Le management du changement s’intéresse au point trois, comme abordé dans l'article « Manager le changement ». Comment engager le collaborateur à entamer le changement à partir d’une situation actuelle, insuffisante, pour atteindre une nouvelle situation, différente, offrant les conditions de possibilités d'une réussite escomptée.
Cependant, l’engagement des collaborateurs présuppose une étape antérieure, celle du pilotage du projet.

Le « pilotage » se distingue de la « gestion du projet »: 

  • La gestion du projet est le suivi de l’ensemble des indicateurs sur un tableau de bord permettant la planification et l’optimisation des ressources en fonction des contraintes connues et anticipées. Il s’agit d’un travail minutieux et fastidieux, qui déroule de la mise en œuvre concrète du projet. Cela correspond à la tactique et à la technique dans les sphères de responsabilités.
  • Le pilotage du projet est précisément ce que la « gestion du projet » doit réaliser. Cela correspond aux sphères de responsabilités politique et stratégique. Il s’agit de donner une vision et un séquençage du projet pour permettre sa concrétisation. 


La phase du pilotage est parfois ignorée ou peu communiquée, au profit de la tactique ou de la technique. Il est courant d'observer un passage direct  du problème à la solution, de la culture au comportement, sans passer par les étapes du sens et du pourquoi. La question du "pourquoi" n’est pas que métaphysique, elle est garante du sens et de la pertinence de la vision. Répéter le "pourquoi" du changement, de sa nécessité et de la pertinence des solutions envisagées permet de rassurer et d’assurer un fil conducteur entre la situation que l’on doit quitter et celle à atteindre. Le pilotage souligne l’évolution, le développement, fut-il en rupture, sans faire table rase du passé, ce qui a tendance à culpabiliser tout le monde et détourner le regard en arrière au lieu de s’atteler au présent et l'avenir. 

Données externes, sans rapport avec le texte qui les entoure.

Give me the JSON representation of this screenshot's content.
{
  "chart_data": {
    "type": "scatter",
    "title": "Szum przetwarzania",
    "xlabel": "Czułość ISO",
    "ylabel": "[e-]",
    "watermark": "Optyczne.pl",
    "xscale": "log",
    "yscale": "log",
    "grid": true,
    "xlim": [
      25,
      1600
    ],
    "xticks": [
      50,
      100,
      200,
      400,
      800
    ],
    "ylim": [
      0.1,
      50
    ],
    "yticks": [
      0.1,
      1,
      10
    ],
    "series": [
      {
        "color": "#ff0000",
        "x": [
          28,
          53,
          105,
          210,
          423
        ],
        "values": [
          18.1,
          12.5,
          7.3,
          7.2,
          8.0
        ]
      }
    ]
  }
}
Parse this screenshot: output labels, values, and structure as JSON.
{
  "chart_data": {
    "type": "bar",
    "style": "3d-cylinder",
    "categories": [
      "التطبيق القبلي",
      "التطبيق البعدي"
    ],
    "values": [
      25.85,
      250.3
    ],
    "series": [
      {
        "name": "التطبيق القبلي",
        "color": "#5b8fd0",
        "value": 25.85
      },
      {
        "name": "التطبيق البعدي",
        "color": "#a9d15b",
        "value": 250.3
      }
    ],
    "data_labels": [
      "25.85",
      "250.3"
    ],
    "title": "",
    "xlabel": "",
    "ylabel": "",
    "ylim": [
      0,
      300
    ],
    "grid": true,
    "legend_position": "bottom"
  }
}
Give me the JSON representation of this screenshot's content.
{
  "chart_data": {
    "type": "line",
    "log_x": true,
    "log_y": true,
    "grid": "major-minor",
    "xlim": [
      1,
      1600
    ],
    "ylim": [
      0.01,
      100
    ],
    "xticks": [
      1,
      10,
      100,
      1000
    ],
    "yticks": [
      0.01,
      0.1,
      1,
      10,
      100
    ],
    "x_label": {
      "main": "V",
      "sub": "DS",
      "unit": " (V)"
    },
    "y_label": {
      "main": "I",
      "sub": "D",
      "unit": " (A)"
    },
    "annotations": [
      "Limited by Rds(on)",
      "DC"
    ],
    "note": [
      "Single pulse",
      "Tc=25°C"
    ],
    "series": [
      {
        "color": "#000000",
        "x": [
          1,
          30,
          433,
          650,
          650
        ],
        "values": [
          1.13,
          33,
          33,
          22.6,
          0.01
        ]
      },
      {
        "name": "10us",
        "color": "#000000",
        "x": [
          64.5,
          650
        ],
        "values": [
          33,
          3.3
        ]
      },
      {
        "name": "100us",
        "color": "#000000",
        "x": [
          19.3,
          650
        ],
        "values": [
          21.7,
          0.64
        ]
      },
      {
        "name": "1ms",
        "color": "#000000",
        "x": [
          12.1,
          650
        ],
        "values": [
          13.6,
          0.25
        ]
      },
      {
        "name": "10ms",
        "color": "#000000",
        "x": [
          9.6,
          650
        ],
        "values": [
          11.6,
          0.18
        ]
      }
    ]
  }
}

De fait, dans la précipitation, le pilotage du projet est parfois confondu avec la gestion du projet, en oubliant de se poser pour analyser le problème et imaginer des solutions. C'est bien souvent un symptôme qui va de pair avec l'oubli de la concrétisation du projet et de ceux qui le rendent possible.

Tout projet induit un changement et suppose par conséquent un pilotage, une gestion et un management. 

L’erreur est de se focaliser sur le projet plutôt que sur ceux qui le concrétisent ou qui doivent le porter et le faire vivre une fois réalisé.

Un projet n’a de sens non pas parce qu’il est réalisé, mais parce que sa réalisation apporte quelque chose, c’est ce qui en donne le sens, c’est ce qui fait sa création de valeur.

Par conséquent, la première analyse à faire est une cartographie des changements et des impacts, pour déterminer quelle création de valeur et de sens est possible et nécessaire. 


La cartographie du changement 

Où sommes-nous et pourquoi cette situation actuelle n’est pas satisfaisante ? Pourquoi changer ?

En analysant la combinatoire des possibles, tout changement se rapporte à trois grands types :

  1. étendre ou comprimer le périmètre : soit qu’il s’agit de l’élargir pour prendre en considération des domaines jusque là non inclus, mais qui reste de même type, notamment en termes de ressources et de compétences. Par exemple étendre la responsabilité de la formation à des publics externes jusque là non considérés.
  2. compléter le périmètre: en adjoignant des domaines distincts des compétences et des ressources initiales. Par exemple ajouter l’encaissement à des conseillers de vente.
  3. remplacer le périmètre initial par un nouveau impliquant des compétences et des ressources différentes. Par exemple passer d’hôte de caisse à conseiller de vente.


Cette cartographie permet de déterminer le type de changement à apporter et d’établir une gestion permettant d’atteindre la nouvelle situation projetée.

Cependant, cette analyse ne prend pas en compte l’impact du changement, c’est-à-dire le différentiel entre la situation actuelle et la situation projetée, du point de vue des ressources, en particulier humaines.

Il s’agit donc, ensuite, de réaliser cette étude d’impacts, en particulier sur les collaborateurs.


L’impact des changements sur le collaborateur

Tout projet implique un changement. En effet, il s'agit de faire ce qui n'est pas déjà fait, c'est-à-dire atteindre une situation de faits différente de la situation actuelle. Tout projet modifie donc les interactions avec l'environnement pour les rendre plus efficaces. Par conséquent les comportements et les habitudes des acteurs sont modifiés. Les changements ont dons ces impacts sur les collaborateurs.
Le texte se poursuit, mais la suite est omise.